Howdy there darlin's,

Well, now, here come the holidays an' this year they's all gathered up together practically on the same day--now that's kinda unusual. In 2016 the first night o' Hanukkah is December 25th, on Christmas night--imagine that, an' Kwanzaa starts December 26 an' lasts for a whole week. Looks like there'll be lots o' celebratin' come end of this month.

I cain't think of a better way to celebrate than to blend up a whoppin' batch o' Santa's Christmas Nog and watch ever'one sip away 'til they's happy as a lark. An' you cain't miss 'em--no sir--you'll see 'em smilin' from ear ta ear after a couple sips.

Nice thing is y'all don't have ta work very hard ta make folks feel the holiday spirit--an' whether y'all serve it up with a tad o' brandy or not, a l'il ole cup o' nog is a mighty nice way to toast with holiday cheer. Folks can git mighty happy on this nog, mind you, and start toastin' all sorts o' things--Aunt Susie's chocolate brownies, yer Dad's new car, an' even babies that ain't been born yet.

But it don't matter a hoot--long as ever'one's having a mighty fine time. Now I want ta wish ever'one a wonderful season o' holiday happiness any which way y'all celebrate.

An' I do hopes y'all enjoy the holidays with a l'il ole cup o' this fine-tastin' nog. Raise a cup fer me, too, darlin's an' I'll do the same.

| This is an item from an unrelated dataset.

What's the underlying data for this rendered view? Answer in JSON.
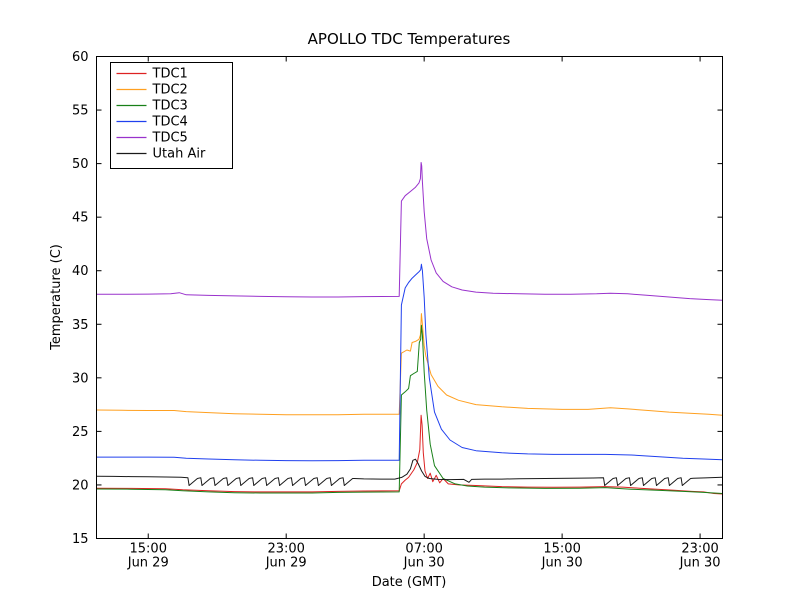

Yer ever lovin' Aunt Nettie


Spirited holiday gatherings beg for celebratory nog with a spicy personality that measures up to the spirit of the season. The quantity of brandy in this nog is a gentle starting point. I often serve a tiny pitcher of extra brandy and set it beside the pitcher of nog so guests can crank up the holiday spirit a notch or two if they choose. You can also serve this tasty nog without the brandy and still enjoy a delightful, welcoming, and well-spiced festive beverage.

Christmas Nog

SANTA'S CHRISTMAS NOG

Yield: 6 (6-ounce/169g) servings

    2 cups (480 ml) vanilla soymilk
    1 cup (240 ml) cashews or almonds

    3/4 cup (180 ml) maple syrup
    1/2 cup (120 ml) apple juice
    1/4 cup (60 ml) brandy (optional)
    1 teaspoon vanilla extract
    1 teaspoon ground cinnamon

    1/2 teaspoon ground nutmeg, plus more for garnish
    1/2 teaspoon ground allspice
    1/4 teaspoon plus 1/8 teaspoon ground cloves

    Fresh mint sprigs, for garnish

    1/4 to 1/2 teaspoon xanthan gum or guar gum, if needed to thicken the nog

  1. Put 1 cup (240 ml) of the soymilk and the cashews in the blender. Process on high speed for 1 full minute, or until smooth and creamy.
  2. Add the remaining 1 cup (240 ml) of soymilk, maple syrup, apple juice, brandy (if using), vanilla extract, cinnamon, nutmeg, allspice, and cloves and process until thick and creamy, stopping occasionally to scrape down the blender jar. If the nog is too thin, add the xanthan gum and process for a full minute. If you have a high-speed blender, you can blend all the ingredients at once.
  3. To serve, pour the nog into glasses, sprinkle each with a pinch of nutmeg, and add a small sprig of mint.
  4. If preparing in advance, pour the nog into a 1 1/2-quart pitcher and refrigerate. Garnish just before serving.

Note: The nog will thicken slightly and tends to separate when refrigerated. Refresh with a brief whirl in the blender or whisk vigorously just before serving. If desired, put a cinnamon stick into each cup.



If You Haven't Met Aunt Nettie. . .


Our Aunt Nettie has a head like a hard disk. It's filled with megabytes of information about food and cooking. And she's just itchin' to share her learnin' with city folk who live in mortal fear of the stovetop.

Aunt Nettie grew up on the farm. She did not eat out of a can or reach into the freezer. There was no microwave to pop her food into. Everything she made was from scratch. All the food she ate was natural, without pesticides. It was grown right there on the family farm, and she had to cook to survive. At eighty-three years young she still leaps and bounds around the kitchen and can shake, rattle, and roll those pots and pans with the best of them.

Nowadays, Aunt Nettie just shakes her head and complains, "Nobody cooks anymore. They have no idea about puttin' a meal together." She's on a mission. She wants to help those younguns eat better so they can grow up healthy like her own eight kids.